Al principio pensó que había imaginado su voz, que su entusiasmo le jugaba una mala pasada. Pero entonces él volvió a hablar. Se paralizó, conteniendo un torbellino de emociones.

– Darcy, por favor, mírame.

Lentamente se volvió y descubrió a Kel a unos pasos de distancia, con las maletas a los lados. El corazón le dio un vuelco y sintió las rodillas flojas.

– Has vuelto -murmuró.

Kel asintió.

– No podía irme. Llegué a la ciudad y di la vuelta. Aun no hemos terminado, Darcy. No sé qué viene ahora, pero tiene que haber algo.

– Lo hay -acordó ella-. Ahora lo sé.

– ¿Sí?

Sacó las tiras de papel del bolsillo y se las pasó.

– ¿Qué son? -preguntó mientras las abría.

– Estaban en el interior de las mitades de nuestros corazones de Dulce Pecado. ¿Recuerdas? Ella también te dio una mitad. Encajan.

Él frunció el ceño.

– ¿Y? ¿Qué significa? ¿Ganamos un premio?

– ¿No lo ves? -exclamó ella-. Esto lo explica todo. Se supone que debemos estar juntos. El destino conspira contra nosotros. O a nuestro favor. Es por eso que no pude olvidarte después de aquella noche en San Francisco y la razón de que nos encontráramos en la tienda de chocolates. Y ahora mira esto. Tenemos mensajes iguales. Es una señal.

– ¿Y ahora crees que podemos tener un futuro, por un mensaje tonto que has encontrado dentro de un envoltorio de chocolate?

– Sí.
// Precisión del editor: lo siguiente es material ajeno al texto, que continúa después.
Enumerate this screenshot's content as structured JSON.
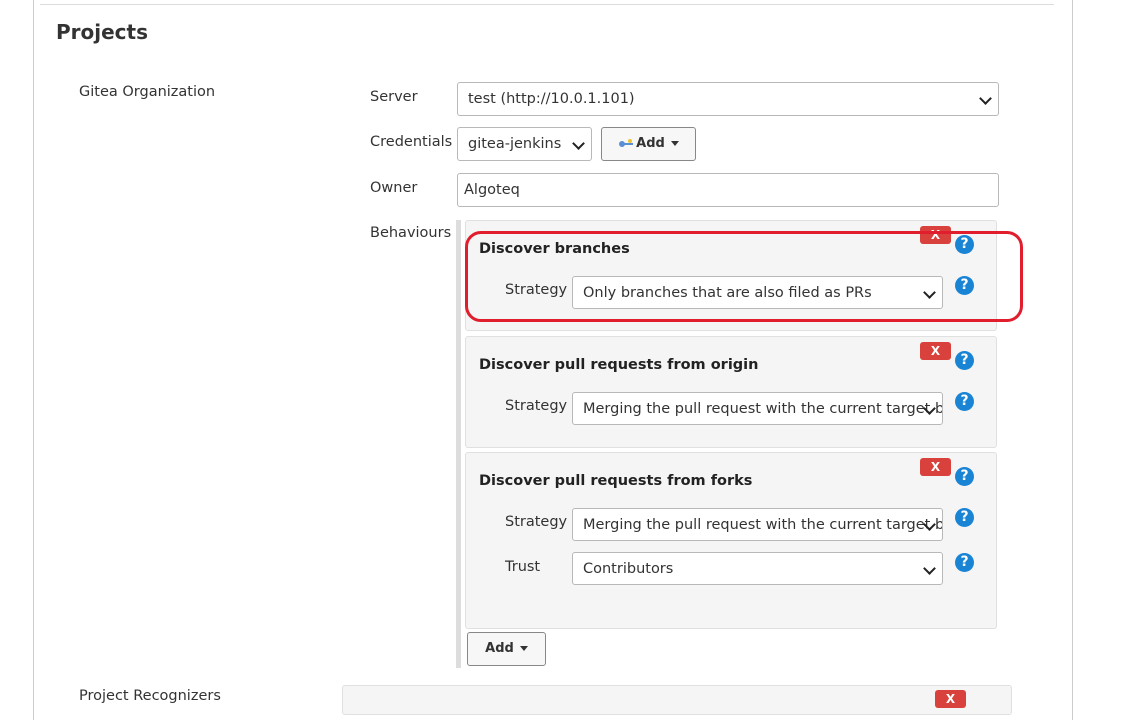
{
  "section": {
    "title": "Projects",
    "type_label": "Gitea Organization"
  },
  "fields": {
    "server": {
      "label": "Server",
      "value": "test (http://10.0.1.101)"
    },
    "credentials": {
      "label": "Credentials",
      "value": "gitea-jenkins",
      "add_label": "Add"
    },
    "owner": {
      "label": "Owner",
      "value": "Algoteq"
    },
    "behaviours": {
      "label": "Behaviours"
    }
  },
  "behaviours": [
    {
      "title": "Discover branches",
      "strategy_label": "Strategy",
      "strategy_value": "Only branches that are also filed as PRs"
    },
    {
      "title": "Discover pull requests from origin",
      "strategy_label": "Strategy",
      "strategy_value": "Merging the pull request with the current target b"
    },
    {
      "title": "Discover pull requests from forks",
      "strategy_label": "Strategy",
      "strategy_value": "Merging the pull request with the current target b",
      "trust_label": "Trust",
      "trust_value": "Contributors"
    }
  ],
  "delete_label": "X",
  "help_label": "?",
  "behaviours_add_label": "Add",
  "next_section": {
    "label": "Project Recognizers"
  },
  "colors": {
    "highlight": "#e01e2e",
    "delete": "#d9423c",
    "help": "#1a84d4"
  }
}
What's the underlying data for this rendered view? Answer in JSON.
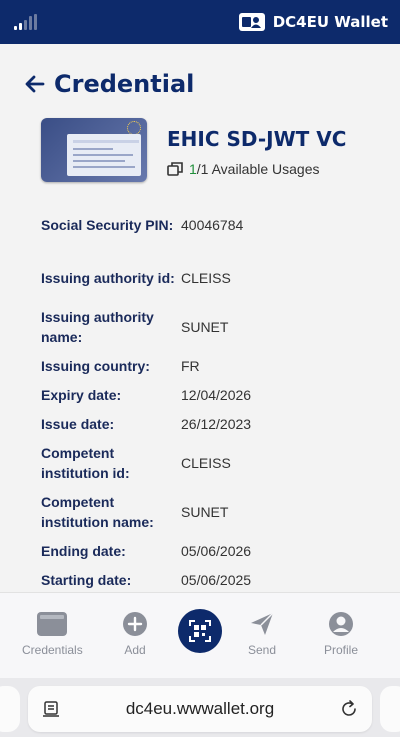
{
  "header": {
    "brand_title": "DC4EU Wallet",
    "brand_color": "#0d2a6b",
    "signal_icon": "signal-icon",
    "logo_icon": "wallet-logo-icon"
  },
  "page": {
    "title": "Credential",
    "back_icon": "arrow-left-icon"
  },
  "credential": {
    "name": "EHIC SD-JWT VC",
    "usage_count": "1",
    "usage_rest": "/1 Available Usages",
    "usage_icon": "copies-icon"
  },
  "fields": [
    {
      "label": "Social Security PIN:",
      "value": "40046784"
    },
    {
      "label": "Issuing authority id:",
      "value": "CLEISS"
    },
    {
      "label": "Issuing authority name:",
      "value": "SUNET"
    },
    {
      "label": "Issuing country:",
      "value": "FR"
    },
    {
      "label": "Expiry date:",
      "value": "12/04/2026"
    },
    {
      "label": "Issue date:",
      "value": "26/12/2023"
    },
    {
      "label": "Competent institution id:",
      "value": "CLEISS"
    },
    {
      "label": "Competent institution name:",
      "value": "SUNET"
    },
    {
      "label": "Ending date:",
      "value": "05/06/2026"
    },
    {
      "label": "Starting date:",
      "value": "05/06/2025"
    }
  ],
  "nav": {
    "credentials": "Credentials",
    "add": "Add",
    "send": "Send",
    "profile": "Profile",
    "scan_icon": "qr-scan-icon"
  },
  "browser": {
    "url": "dc4eu.wwwallet.org",
    "reader_icon": "reader-icon",
    "reload_icon": "reload-icon"
  }
}
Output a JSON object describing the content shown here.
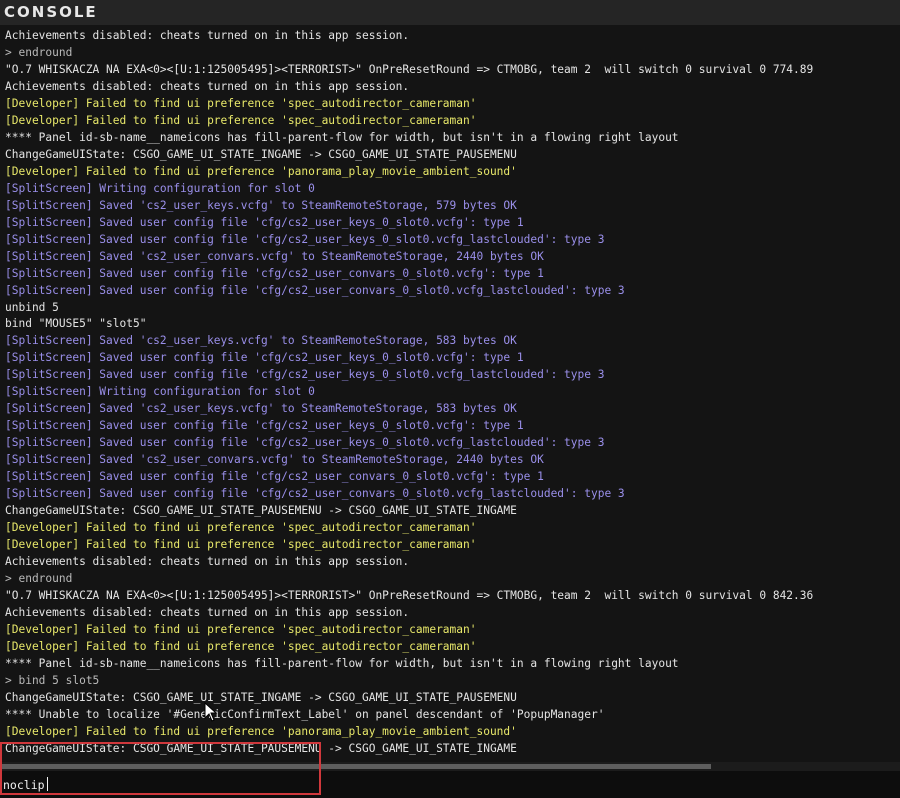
{
  "window": {
    "title": "CONSOLE"
  },
  "log": [
    {
      "kind": "plain",
      "text": "Achievements disabled: cheats turned on in this app session."
    },
    {
      "kind": "cmd",
      "text": "> endround"
    },
    {
      "kind": "plain",
      "text": "\"O.7 WHISKACZA NA EXA<0><[U:1:125005495]><TERRORIST>\" OnPreResetRound => CTMOBG, team 2  will switch 0 survival 0 774.89"
    },
    {
      "kind": "plain",
      "text": "Achievements disabled: cheats turned on in this app session."
    },
    {
      "kind": "dev",
      "text": "[Developer] Failed to find ui preference 'spec_autodirector_cameraman'"
    },
    {
      "kind": "dev",
      "text": "[Developer] Failed to find ui preference 'spec_autodirector_cameraman'"
    },
    {
      "kind": "plain",
      "text": "**** Panel id-sb-name__nameicons has fill-parent-flow for width, but isn't in a flowing right layout"
    },
    {
      "kind": "plain",
      "text": "ChangeGameUIState: CSGO_GAME_UI_STATE_INGAME -> CSGO_GAME_UI_STATE_PAUSEMENU"
    },
    {
      "kind": "dev",
      "text": "[Developer] Failed to find ui preference 'panorama_play_movie_ambient_sound'"
    },
    {
      "kind": "split",
      "text": "[SplitScreen] Writing configuration for slot 0"
    },
    {
      "kind": "split",
      "text": "[SplitScreen] Saved 'cs2_user_keys.vcfg' to SteamRemoteStorage, 579 bytes OK"
    },
    {
      "kind": "split",
      "text": "[SplitScreen] Saved user config file 'cfg/cs2_user_keys_0_slot0.vcfg': type 1"
    },
    {
      "kind": "split",
      "text": "[SplitScreen] Saved user config file 'cfg/cs2_user_keys_0_slot0.vcfg_lastclouded': type 3"
    },
    {
      "kind": "split",
      "text": "[SplitScreen] Saved 'cs2_user_convars.vcfg' to SteamRemoteStorage, 2440 bytes OK"
    },
    {
      "kind": "split",
      "text": "[SplitScreen] Saved user config file 'cfg/cs2_user_convars_0_slot0.vcfg': type 1"
    },
    {
      "kind": "split",
      "text": "[SplitScreen] Saved user config file 'cfg/cs2_user_convars_0_slot0.vcfg_lastclouded': type 3"
    },
    {
      "kind": "plain",
      "text": "unbind 5"
    },
    {
      "kind": "plain",
      "text": "bind \"MOUSE5\" \"slot5\""
    },
    {
      "kind": "split",
      "text": "[SplitScreen] Saved 'cs2_user_keys.vcfg' to SteamRemoteStorage, 583 bytes OK"
    },
    {
      "kind": "split",
      "text": "[SplitScreen] Saved user config file 'cfg/cs2_user_keys_0_slot0.vcfg': type 1"
    },
    {
      "kind": "split",
      "text": "[SplitScreen] Saved user config file 'cfg/cs2_user_keys_0_slot0.vcfg_lastclouded': type 3"
    },
    {
      "kind": "split",
      "text": "[SplitScreen] Writing configuration for slot 0"
    },
    {
      "kind": "split",
      "text": "[SplitScreen] Saved 'cs2_user_keys.vcfg' to SteamRemoteStorage, 583 bytes OK"
    },
    {
      "kind": "split",
      "text": "[SplitScreen] Saved user config file 'cfg/cs2_user_keys_0_slot0.vcfg': type 1"
    },
    {
      "kind": "split",
      "text": "[SplitScreen] Saved user config file 'cfg/cs2_user_keys_0_slot0.vcfg_lastclouded': type 3"
    },
    {
      "kind": "split",
      "text": "[SplitScreen] Saved 'cs2_user_convars.vcfg' to SteamRemoteStorage, 2440 bytes OK"
    },
    {
      "kind": "split",
      "text": "[SplitScreen] Saved user config file 'cfg/cs2_user_convars_0_slot0.vcfg': type 1"
    },
    {
      "kind": "split",
      "text": "[SplitScreen] Saved user config file 'cfg/cs2_user_convars_0_slot0.vcfg_lastclouded': type 3"
    },
    {
      "kind": "plain",
      "text": "ChangeGameUIState: CSGO_GAME_UI_STATE_PAUSEMENU -> CSGO_GAME_UI_STATE_INGAME"
    },
    {
      "kind": "dev",
      "text": "[Developer] Failed to find ui preference 'spec_autodirector_cameraman'"
    },
    {
      "kind": "dev",
      "text": "[Developer] Failed to find ui preference 'spec_autodirector_cameraman'"
    },
    {
      "kind": "plain",
      "text": "Achievements disabled: cheats turned on in this app session."
    },
    {
      "kind": "cmd",
      "text": "> endround"
    },
    {
      "kind": "plain",
      "text": "\"O.7 WHISKACZA NA EXA<0><[U:1:125005495]><TERRORIST>\" OnPreResetRound => CTMOBG, team 2  will switch 0 survival 0 842.36"
    },
    {
      "kind": "plain",
      "text": "Achievements disabled: cheats turned on in this app session."
    },
    {
      "kind": "dev",
      "text": "[Developer] Failed to find ui preference 'spec_autodirector_cameraman'"
    },
    {
      "kind": "dev",
      "text": "[Developer] Failed to find ui preference 'spec_autodirector_cameraman'"
    },
    {
      "kind": "plain",
      "text": "**** Panel id-sb-name__nameicons has fill-parent-flow for width, but isn't in a flowing right layout"
    },
    {
      "kind": "cmd",
      "text": "> bind 5 slot5"
    },
    {
      "kind": "plain",
      "text": "ChangeGameUIState: CSGO_GAME_UI_STATE_INGAME -> CSGO_GAME_UI_STATE_PAUSEMENU"
    },
    {
      "kind": "plain",
      "text": "**** Unable to localize '#GenericConfirmText_Label' on panel descendant of 'PopupManager'"
    },
    {
      "kind": "dev",
      "text": "[Developer] Failed to find ui preference 'panorama_play_movie_ambient_sound'"
    },
    {
      "kind": "plain",
      "text": "ChangeGameUIState: CSGO_GAME_UI_STATE_PAUSEMENU -> CSGO_GAME_UI_STATE_INGAME"
    }
  ],
  "input": {
    "value": "noclip"
  },
  "scrollbar": {
    "thumb_fraction": 0.79
  }
}
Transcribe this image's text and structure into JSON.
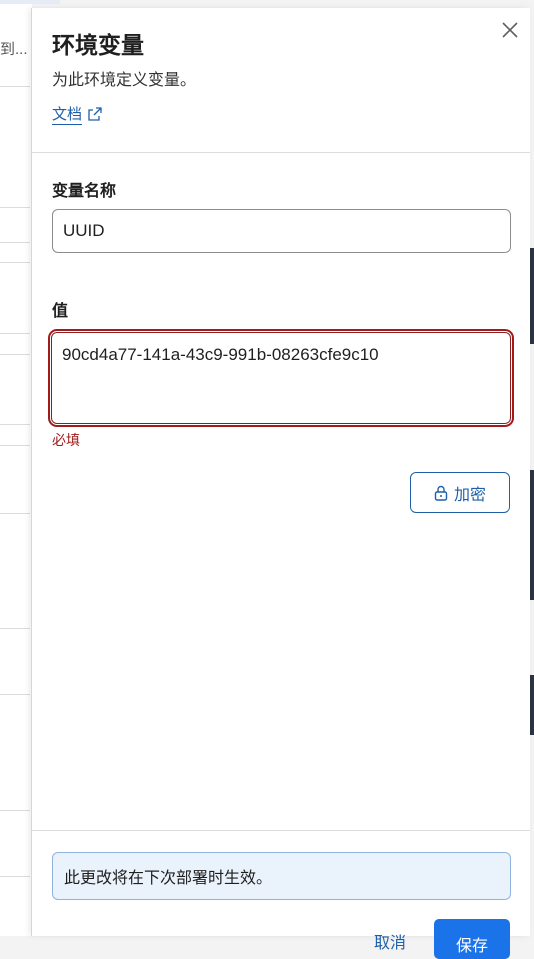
{
  "background": {
    "truncated_text": "到..."
  },
  "panel": {
    "title": "环境变量",
    "description": "为此环境定义变量。",
    "doc_link": "文档"
  },
  "form": {
    "name_label": "变量名称",
    "name_value": "UUID",
    "value_label": "值",
    "value_value": "90cd4a77-141a-43c9-991b-08263cfe9c10",
    "required_message": "必填",
    "encrypt_label": "加密"
  },
  "footer": {
    "info_text": "此更改将在下次部署时生效。",
    "cancel_label": "取消",
    "save_label": "保存"
  },
  "colors": {
    "accent": "#1f5fa8",
    "error": "#a01c1c",
    "info_bg": "#eaf2fc"
  }
}
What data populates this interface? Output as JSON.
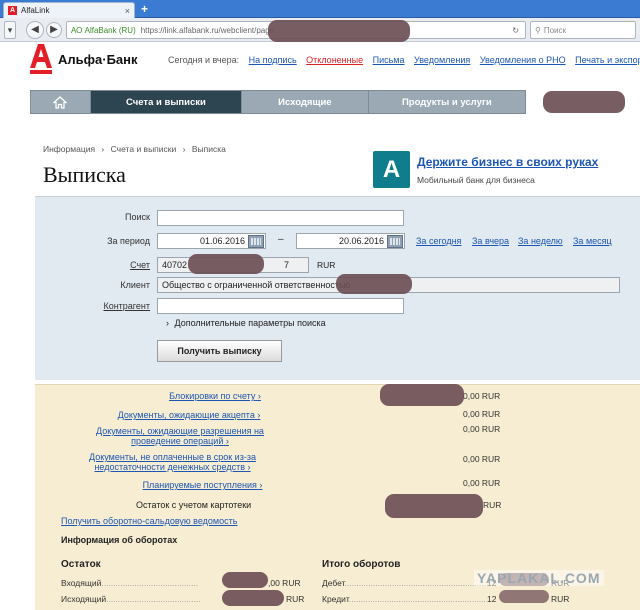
{
  "browser": {
    "tab_title": "AlfaLink",
    "tab_close": "×",
    "new_tab": "+",
    "url_site": "АО AlfaBank (RU)",
    "url": "https://link.alfabank.ru/webclient/page",
    "search_placeholder": "Поиск"
  },
  "header": {
    "bank_name": "Альфа·Банк",
    "today_label": "Сегодня и вчера:",
    "nav": [
      "На подпись",
      "Отклоненные",
      "Письма",
      "Уведомления",
      "Уведомления о РНО",
      "Печать и экспорт"
    ]
  },
  "menu": {
    "items": [
      "Счета и выписки",
      "Исходящие",
      "Продукты и услуги"
    ]
  },
  "breadcrumb": [
    "Информация",
    "Счета и выписки",
    "Выписка"
  ],
  "breadcrumb_sep": "›",
  "page_title": "Выписка",
  "promo": {
    "icon_letter": "А",
    "title": "Держите бизнес в своих руках",
    "subtitle": "Мобильный банк для бизнеса"
  },
  "search_form": {
    "search_label": "Поиск",
    "period_label": "За период",
    "date_from": "01.06.2016",
    "date_to": "20.06.2016",
    "dash": "–",
    "quick_links": [
      "За сегодня",
      "За вчера",
      "За неделю",
      "За месяц"
    ],
    "account_label": "Счет",
    "account_prefix": "40702",
    "account_suffix": "7",
    "currency": "RUR",
    "client_label": "Клиент",
    "client_value": "Общество с ограниченной ответственностью",
    "counterparty_label": "Контрагент",
    "more_params": "Дополнительные параметры поиска",
    "more_params_arrow": "›",
    "submit_label": "Получить выписку"
  },
  "balances": {
    "rows": [
      {
        "label": "Блокировки по счету",
        "value": "0,00 RUR"
      },
      {
        "label": "Документы, ожидающие акцепта",
        "value": "0,00 RUR"
      },
      {
        "label": "Документы, ожидающие разрешения на проведение операций",
        "value": "0,00 RUR"
      },
      {
        "label": "Документы, не оплаченные в срок из-за недостаточности денежных средств",
        "value": "0,00 RUR"
      },
      {
        "label": "Планируемые поступления",
        "value": "0,00 RUR"
      }
    ],
    "arrow": "›",
    "card_balance_label": "Остаток с учетом картотеки",
    "card_balance_value": "RUR",
    "osv_link": "Получить оборотно-сальдовую ведомость",
    "turnover_header": "Информация об оборотах",
    "rest_header": "Остаток",
    "incoming_label": "Входящий",
    "incoming_value": ",00 RUR",
    "outgoing_label": "Исходящий",
    "outgoing_value": "RUR",
    "totals_header": "Итого оборотов",
    "debit_label": "Дебет",
    "debit_value": "12",
    "debit_tail": "RUR",
    "credit_label": "Кредит",
    "credit_value": "12",
    "credit_tail": "RUR"
  },
  "watermark": "YAPLAKAL.COM",
  "colors": {
    "brand_red": "#e41e26",
    "menu_active": "#2d4551",
    "link": "#1c56b5",
    "promo_teal": "#107d8c"
  }
}
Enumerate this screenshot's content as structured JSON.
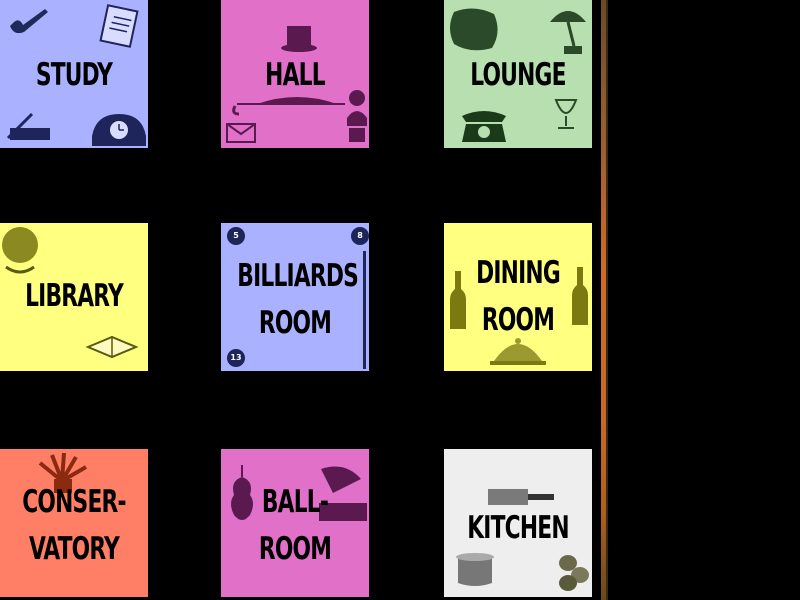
{
  "board": {
    "rooms": [
      {
        "id": "study",
        "lines": [
          "STUDY",
          ""
        ],
        "color": "#aab2ff"
      },
      {
        "id": "hall",
        "lines": [
          "HALL",
          ""
        ],
        "color": "#e070c8"
      },
      {
        "id": "lounge",
        "lines": [
          "LOUNGE",
          ""
        ],
        "color": "#b7dfb0"
      },
      {
        "id": "library",
        "lines": [
          "LIBRARY",
          ""
        ],
        "color": "#ffff80"
      },
      {
        "id": "billiards",
        "lines": [
          "BILLIARDS",
          "ROOM"
        ],
        "color": "#aab2ff"
      },
      {
        "id": "dining",
        "lines": [
          "DINING",
          "ROOM"
        ],
        "color": "#ffff80"
      },
      {
        "id": "conservatory",
        "lines": [
          "CONSER-",
          "VATORY"
        ],
        "color": "#ff7f66"
      },
      {
        "id": "ballroom",
        "lines": [
          "BALL-",
          "ROOM"
        ],
        "color": "#e070c8"
      },
      {
        "id": "kitchen",
        "lines": [
          "KITCHEN",
          ""
        ],
        "color": "#eeeeee"
      }
    ],
    "billiard_ball_numbers": [
      "5",
      "8",
      "13"
    ],
    "divider_color": "#c8682c"
  }
}
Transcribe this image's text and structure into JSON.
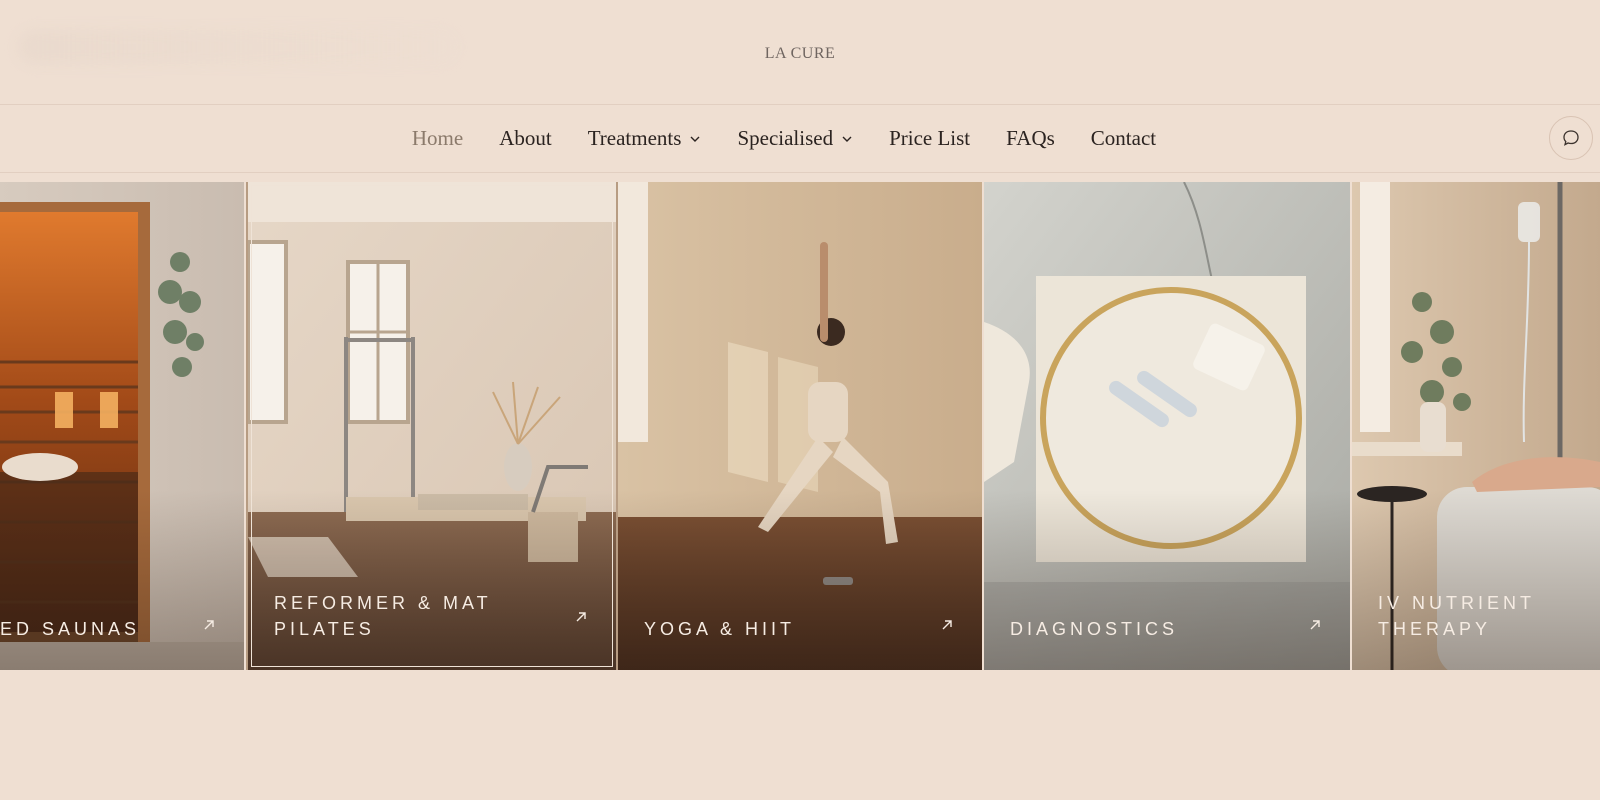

Es el destino -¿por qué no podía entenderlo? Era como si de repente obtuviera permiso para sentir lo que sentía.

– ¿Crees en el destino pero no crees en mí? -Kel maldijo en voz baja-. Dios, siento que me estoy volviendo loco. Darcy, he vuelto porque quiero estar contigo. Estoy enamorado de ti. Y no tiene nada que ver con el chocolate.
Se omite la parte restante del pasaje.